016: Export Gemini CLI Metrics to GCP Cloud Monitoring
Problem
The agent workflows produce raw telemetry data (LLM API time, tool execution time, token usage, error rates) embedded in gemini-output artifacts, but this data is only accessible by downloading and parsing individual workflow run artifacts.

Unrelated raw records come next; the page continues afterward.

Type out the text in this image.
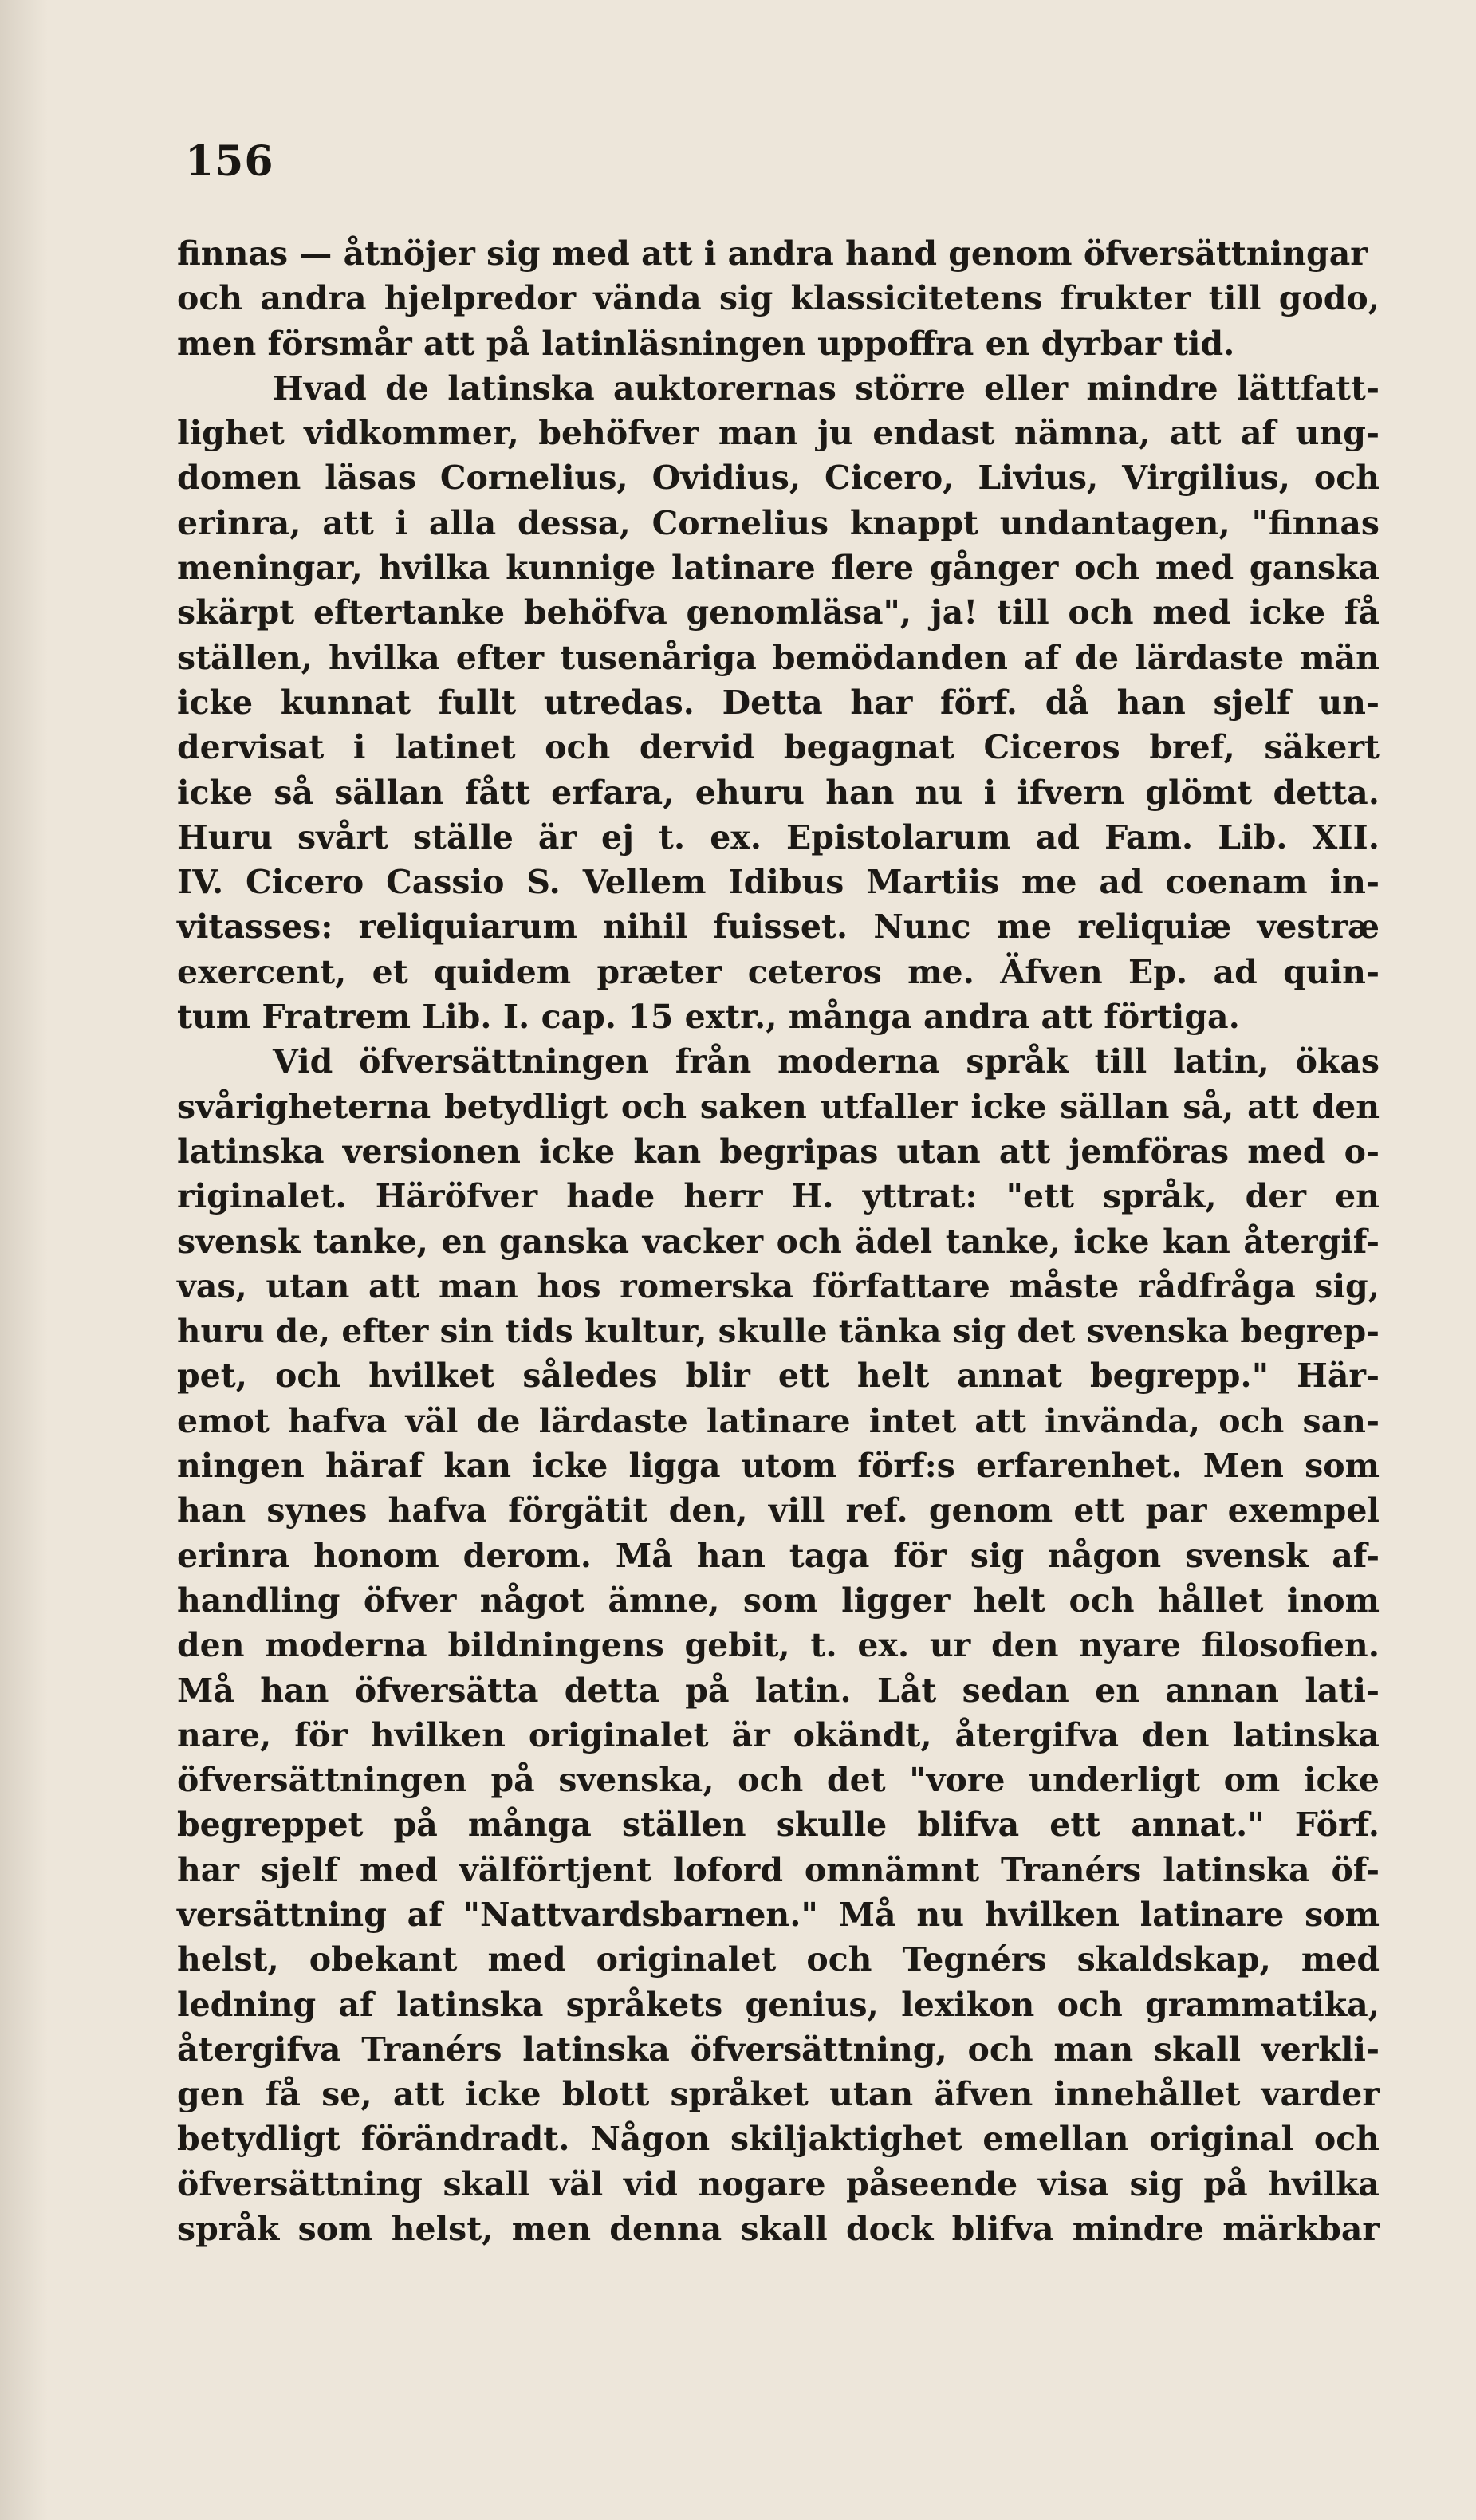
156
finnas — åtnöjer sig med att i andra hand genom öfversättningar
och andra hjelpredor vända sig klassicitetens frukter till godo,
men försmår att på latinläsningen uppoffra en dyrbar tid.
Hvad de latinska auktorernas större eller mindre lättfatt-
lighet vidkommer, behöfver man ju endast nämna, att af ung-
domen läsas Cornelius, Ovidius, Cicero, Livius, Virgilius, och
erinra, att i alla dessa, Cornelius knappt undantagen, "finnas
meningar, hvilka kunnige latinare flere gånger och med ganska
skärpt eftertanke behöfva genomläsa", ja! till och med icke få
ställen, hvilka efter tusenåriga bemödanden af de lärdaste män
icke kunnat fullt utredas. Detta har förf. då han sjelf un-
dervisat i latinet och dervid begagnat Ciceros bref, säkert
icke så sällan fått erfara, ehuru han nu i ifvern glömt detta.
Huru svårt ställe är ej t. ex. Epistolarum ad Fam. Lib. XII.
IV. Cicero Cassio S. Vellem Idibus Martiis me ad coenam in-
vitasses: reliquiarum nihil fuisset. Nunc me reliquiæ vestræ
exercent, et quidem præter ceteros me. Äfven Ep. ad quin-
tum Fratrem Lib. I. cap. 15 extr., många andra att förtiga.
Vid öfversättningen från moderna språk till latin, ökas
svårigheterna betydligt och saken utfaller icke sällan så, att den
latinska versionen icke kan begripas utan att jemföras med o-
riginalet. Häröfver hade herr H. yttrat: "ett språk, der en
svensk tanke, en ganska vacker och ädel tanke, icke kan återgif-
vas, utan att man hos romerska författare måste rådfråga sig,
huru de, efter sin tids kultur, skulle tänka sig det svenska begrep-
pet, och hvilket således blir ett helt annat begrepp." Här-
emot hafva väl de lärdaste latinare intet att invända, och san-
ningen häraf kan icke ligga utom förf:s erfarenhet. Men som
han synes hafva förgätit den, vill ref. genom ett par exempel
erinra honom derom. Må han taga för sig någon svensk af-
handling öfver något ämne, som ligger helt och hållet inom
den moderna bildningens gebit, t. ex. ur den nyare filosofien.
Må han öfversätta detta på latin. Låt sedan en annan lati-
nare, för hvilken originalet är okändt, återgifva den latinska
öfversättningen på svenska, och det "vore underligt om icke
begreppet på många ställen skulle blifva ett annat." Förf.
har sjelf med välförtjent loford omnämnt Tranérs latinska öf-
versättning af "Nattvardsbarnen." Må nu hvilken latinare som
helst, obekant med originalet och Tegnérs skaldskap, med
ledning af latinska språkets genius, lexikon och grammatika,
återgifva Tranérs latinska öfversättning, och man skall verkli-
gen få se, att icke blott språket utan äfven innehållet varder
betydligt förändradt. Någon skiljaktighet emellan original och
öfversättning skall väl vid nogare påseende visa sig på hvilka
språk som helst, men denna skall dock blifva mindre märkbar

There is no centralized dashboard for observing agent performance trends, detecting regressions, or alerting on anomalies.
Current telemetry is captured per-run but not exported:
| Metric | Source | Current State |
|---|---|---|
| LLM API time | gemini-output artifact | Raw data in artifact JSON |
| Tool execution time (shell) | gemini-output artifact | Raw data in artifact JSON |
| Token usage (total, cached %) | gemini-output artifact | Raw data in artifact JSON |
| API request count / errors | gemini-output artifact | Raw data in artifact JSON |
| Loop detector time | gemini-output artifact | Raw data in artifact JSON |
| Workflow duration | GitHub Actions UI | Per-run only, no aggregation |
See 001 for example telemetry data from fix agent runs.
What Should Happen
Agent telemetry should be exported to GCP Cloud Monitoring so that:
- Dashboards show per-agent metrics over time (review agent mean duration, fix agent cycle time, token spend)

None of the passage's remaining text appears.